Treatment of Ringworm (Tinea) Infections
The primary treatment for ringworm (tinea) infections is topical antifungal therapy for localized infections, while oral antifungals are recommended for extensive, severe, or resistant infections, with specific agents selected based on the infection site.
Diagnosis and Classification
Before initiating treatment, proper diagnosis is essential:
- Confirm diagnosis through direct microscopic examination (KOH preparation) or fungal culture 1
- Identify the specific dermatophyte species when possible
- Determine the extent and location of infection
Treatment Algorithm by Location
Tinea Corporis and Tinea Cruris (Body and Groin)
First-line treatment: Topical antifungals 2, 3
- Azoles (clotrimazole 1%, miconazole 2%)
- Allylamines (terbinafine 1%, naftifine 1%)
- Apply once or twice daily for 2-4 weeks
- Continue for 1-2 weeks after clinical resolution
For extensive or resistant infections: Oral therapy
Tinea Capitis (Scalp)
First-line treatment: Oral antifungals 2
- For Trichophyton species: Terbinafine (based on weight)

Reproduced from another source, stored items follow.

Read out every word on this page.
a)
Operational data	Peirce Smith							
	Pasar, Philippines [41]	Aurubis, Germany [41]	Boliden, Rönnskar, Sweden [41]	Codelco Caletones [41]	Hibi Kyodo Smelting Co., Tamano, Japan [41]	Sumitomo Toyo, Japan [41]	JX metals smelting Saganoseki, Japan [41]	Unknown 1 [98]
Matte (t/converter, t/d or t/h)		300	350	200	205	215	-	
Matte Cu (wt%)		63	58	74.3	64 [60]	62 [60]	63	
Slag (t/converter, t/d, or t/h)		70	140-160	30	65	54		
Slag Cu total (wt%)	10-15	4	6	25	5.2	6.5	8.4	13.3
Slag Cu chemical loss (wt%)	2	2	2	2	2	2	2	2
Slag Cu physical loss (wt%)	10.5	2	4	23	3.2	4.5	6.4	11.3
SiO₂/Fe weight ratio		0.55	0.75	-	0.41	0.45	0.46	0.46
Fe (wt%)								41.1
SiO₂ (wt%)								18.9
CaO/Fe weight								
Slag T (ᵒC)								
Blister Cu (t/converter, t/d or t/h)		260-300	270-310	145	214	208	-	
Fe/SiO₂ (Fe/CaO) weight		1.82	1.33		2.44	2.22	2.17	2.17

- <20 kg: 62.5 mg daily for 2-4 weeks
- 20-40 kg: 125 mg daily for 2-4 weeks
40 kg: 250 mg daily for 2-4 weeks
- For Microsporum species: Griseofulvin
- <50 kg: 10-20 mg/kg/day for 6-8 weeks
50 kg: 500 mg daily for 6-8 weeks
- For Trichophyton species: Terbinafine (based on weight)
Adjunctive therapy
- Antifungal shampoo (ketoconazole 2%, selenium sulfide 1%) twice weekly to reduce spore shedding 2
Second-line therapy 2
- Itraconazole: 5 mg/kg/day for 2-4 weeks or 50-100 mg daily for 4 weeks
- Fluconazole: For resistant cases
Tinea Pedis (Feet)
First-line treatment: Topical antifungals
For severe or resistant infections: Oral therapy
Tinea Unguium (Onychomycosis)
- Oral therapy required 1
- Fingernails: At least 4 months of treatment
- Toenails: At least 6 months of treatment
- Options include terbinafine, itraconazole, or fluconazole
Special Considerations
Treatment Duration
- Continue treatment until complete eradication of the infecting organism 1
- Typical treatment periods:
- Tinea corporis: 2-4 weeks
- Tinea pedis: 4-8 weeks
- Tinea capitis: 4-6 weeks
- Tinea unguium: 4-6+ months
Monitoring
- The endpoint of treatment should be mycological rather than clinical cure 2
- Repeat mycological sampling until clearance is achieved for tinea capitis
Infection Control Measures
- For tinea capitis due to T. tonsurans, screen family members and close contacts 2
- Asymptomatic carriers with high spore load should receive systemic treatment 2
- Children receiving appropriate therapy for tinea capitis can attend school 2
- General hygiene measures should be observed to prevent reinfection 1
Common Pitfalls and Caveats
Misdiagnosis: Ringworm can be confused with other skin conditions like psoriasis or eczema 5
Inadequate treatment duration: Stopping treatment too early based on clinical improvement alone can lead to recurrence 1
Failure to identify carriers: Family members may be asymptomatic carriers, especially with T. tonsurans 2
Inappropriate topical-only treatment: Tinea capitis always requires systemic therapy; topical treatments alone are ineffective 2
Failure to address concomitant infections: In tinea pedis, yeasts and bacteria may be involved alongside dermatophytes 1
Treatment resistance: Consider non-compliance, suboptimal absorption, relative insensitivity of the organism, or reinfection in cases of treatment failure 2
Extra-scalp black dot ringworm: Be aware that black dot ringworm can appear on areas other than the scalp and may require longer oral treatment 6
By following these guidelines, most ringworm infections can be effectively treated with complete mycological and clinical cure.